Needs Work
I've been writing for the last hour, and I still have yet to finish a Sunday Starter. I tried picking up some old posts that I began a while ago: one was about the Cobra Effect, another about being an underdog, a third about being left-handed, and a forth titled Puffins. I worked on each one for a little bit until I hit writers block, in which then I moved on to the next topic hoping it would be different. It was not different. I've now made my way through four ideas and instead of being finished I am staring at them lined up in my OneNote with a "(Needs work)" next to each title. That's what I write when my idea is almost finished but not quite there. As I stared at it just now, I felt very tired. They all needed work and I didn’t' feel like I had any more work to give.

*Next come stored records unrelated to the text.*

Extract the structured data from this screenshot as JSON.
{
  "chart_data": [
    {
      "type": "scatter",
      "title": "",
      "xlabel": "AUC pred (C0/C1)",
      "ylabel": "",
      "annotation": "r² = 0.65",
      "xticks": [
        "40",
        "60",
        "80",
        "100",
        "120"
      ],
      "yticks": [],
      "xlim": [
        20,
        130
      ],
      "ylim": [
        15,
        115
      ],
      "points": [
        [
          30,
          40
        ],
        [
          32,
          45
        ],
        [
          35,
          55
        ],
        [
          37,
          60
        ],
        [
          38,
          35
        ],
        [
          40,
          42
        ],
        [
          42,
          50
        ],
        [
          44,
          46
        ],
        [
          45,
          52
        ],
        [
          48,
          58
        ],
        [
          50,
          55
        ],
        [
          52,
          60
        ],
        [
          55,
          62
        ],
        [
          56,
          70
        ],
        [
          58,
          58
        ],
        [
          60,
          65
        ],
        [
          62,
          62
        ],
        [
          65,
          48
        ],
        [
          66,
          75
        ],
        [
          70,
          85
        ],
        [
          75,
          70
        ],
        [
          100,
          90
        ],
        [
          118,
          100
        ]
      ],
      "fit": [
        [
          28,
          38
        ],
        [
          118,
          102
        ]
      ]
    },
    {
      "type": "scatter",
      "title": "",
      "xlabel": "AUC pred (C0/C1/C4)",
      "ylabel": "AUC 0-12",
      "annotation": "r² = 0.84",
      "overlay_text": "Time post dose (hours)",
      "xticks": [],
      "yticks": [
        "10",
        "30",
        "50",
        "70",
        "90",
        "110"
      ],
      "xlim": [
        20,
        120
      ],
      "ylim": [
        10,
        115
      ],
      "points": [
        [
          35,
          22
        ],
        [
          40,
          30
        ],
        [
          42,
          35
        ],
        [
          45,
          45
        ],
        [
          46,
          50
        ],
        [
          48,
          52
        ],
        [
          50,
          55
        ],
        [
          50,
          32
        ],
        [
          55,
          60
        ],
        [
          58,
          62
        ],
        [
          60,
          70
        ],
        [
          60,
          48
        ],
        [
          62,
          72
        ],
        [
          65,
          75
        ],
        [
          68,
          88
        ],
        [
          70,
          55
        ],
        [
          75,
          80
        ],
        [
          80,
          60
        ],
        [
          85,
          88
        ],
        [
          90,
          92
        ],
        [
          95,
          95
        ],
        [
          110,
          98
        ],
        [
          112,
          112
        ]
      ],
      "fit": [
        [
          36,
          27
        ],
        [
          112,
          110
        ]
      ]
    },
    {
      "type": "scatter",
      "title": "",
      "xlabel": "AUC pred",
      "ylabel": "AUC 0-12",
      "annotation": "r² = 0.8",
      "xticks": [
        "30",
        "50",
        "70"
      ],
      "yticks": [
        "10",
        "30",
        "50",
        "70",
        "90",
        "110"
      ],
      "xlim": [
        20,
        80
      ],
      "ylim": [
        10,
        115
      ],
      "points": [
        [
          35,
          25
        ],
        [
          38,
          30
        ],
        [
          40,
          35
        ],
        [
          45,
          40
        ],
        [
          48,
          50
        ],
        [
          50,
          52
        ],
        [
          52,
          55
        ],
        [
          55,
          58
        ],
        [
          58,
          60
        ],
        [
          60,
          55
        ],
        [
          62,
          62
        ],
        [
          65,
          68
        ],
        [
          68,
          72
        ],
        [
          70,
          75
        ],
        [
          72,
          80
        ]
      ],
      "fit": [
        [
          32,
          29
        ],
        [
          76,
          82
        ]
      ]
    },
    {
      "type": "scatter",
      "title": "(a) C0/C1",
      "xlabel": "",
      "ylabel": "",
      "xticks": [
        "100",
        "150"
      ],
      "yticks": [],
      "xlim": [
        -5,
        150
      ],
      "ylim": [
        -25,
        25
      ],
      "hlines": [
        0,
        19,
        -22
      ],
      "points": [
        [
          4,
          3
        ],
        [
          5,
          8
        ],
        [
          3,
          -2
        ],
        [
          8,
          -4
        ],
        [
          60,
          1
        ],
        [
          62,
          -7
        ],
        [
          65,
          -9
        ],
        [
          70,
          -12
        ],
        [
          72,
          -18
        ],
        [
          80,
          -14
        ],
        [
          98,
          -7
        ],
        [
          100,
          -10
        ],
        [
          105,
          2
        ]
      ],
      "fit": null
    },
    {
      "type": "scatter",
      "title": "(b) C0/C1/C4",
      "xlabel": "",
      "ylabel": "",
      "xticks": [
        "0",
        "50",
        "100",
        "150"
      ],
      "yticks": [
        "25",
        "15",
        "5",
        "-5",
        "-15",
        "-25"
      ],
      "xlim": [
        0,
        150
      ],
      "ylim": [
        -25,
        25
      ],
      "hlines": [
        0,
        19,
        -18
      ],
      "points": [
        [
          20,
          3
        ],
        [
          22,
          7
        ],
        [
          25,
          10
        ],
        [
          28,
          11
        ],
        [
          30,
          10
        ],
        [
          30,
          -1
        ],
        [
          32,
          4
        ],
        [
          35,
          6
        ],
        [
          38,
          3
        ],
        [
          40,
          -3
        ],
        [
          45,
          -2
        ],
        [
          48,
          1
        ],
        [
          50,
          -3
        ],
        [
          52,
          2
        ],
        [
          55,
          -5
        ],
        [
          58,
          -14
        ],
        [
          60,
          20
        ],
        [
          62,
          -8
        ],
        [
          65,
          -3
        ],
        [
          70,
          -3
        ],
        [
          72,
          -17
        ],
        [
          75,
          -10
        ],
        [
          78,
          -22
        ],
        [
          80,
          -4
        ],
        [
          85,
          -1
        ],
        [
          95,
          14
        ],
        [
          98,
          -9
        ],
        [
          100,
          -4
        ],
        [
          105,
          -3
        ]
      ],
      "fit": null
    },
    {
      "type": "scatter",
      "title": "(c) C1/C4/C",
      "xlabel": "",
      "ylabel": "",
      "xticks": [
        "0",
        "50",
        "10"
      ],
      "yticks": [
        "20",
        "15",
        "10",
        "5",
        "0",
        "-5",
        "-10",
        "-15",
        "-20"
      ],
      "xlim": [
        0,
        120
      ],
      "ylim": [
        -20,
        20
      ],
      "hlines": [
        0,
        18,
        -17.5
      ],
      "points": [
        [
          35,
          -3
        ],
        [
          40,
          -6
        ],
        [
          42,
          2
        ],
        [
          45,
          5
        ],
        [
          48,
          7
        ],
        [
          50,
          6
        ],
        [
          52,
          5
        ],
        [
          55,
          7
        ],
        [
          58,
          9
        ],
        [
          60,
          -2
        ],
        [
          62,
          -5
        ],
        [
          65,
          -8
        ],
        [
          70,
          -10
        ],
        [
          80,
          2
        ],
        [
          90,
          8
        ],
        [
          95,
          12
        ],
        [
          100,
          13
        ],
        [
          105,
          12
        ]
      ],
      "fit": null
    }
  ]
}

It's 5pm on Saturday and I have about 45 minutes until I need to get ready for evening plans. I'm exhausted because I already spent all morning and afternoon in EMT class. That's after working a full week, spending three nights in EMT class, and knowing I'll need to spend my Sunday getting more work done to hit my Monday deadlines. As the feeling of being tired overwhelmed me, I chuckled to myself and thought "these posts need work… but so do I."
I need to sleep.
I need to rest.
I need to let my mind be calm.
I need to heal.
I need to recover.
I need to breath.
I have big goals right now, lots of things I want to do but the reason I want to do any of it is so I can be the best version of myself. If I reach my goal but sacrifice my health and mental well being, then I didn't reach my goal at all. Some weeks we need to adjust our expectations of our outcomes and remember why we started in the first place. Sometimes, we just need to stop working on everything else and just work on ourselves. Sometimes, working on ourselves means doing no work at all.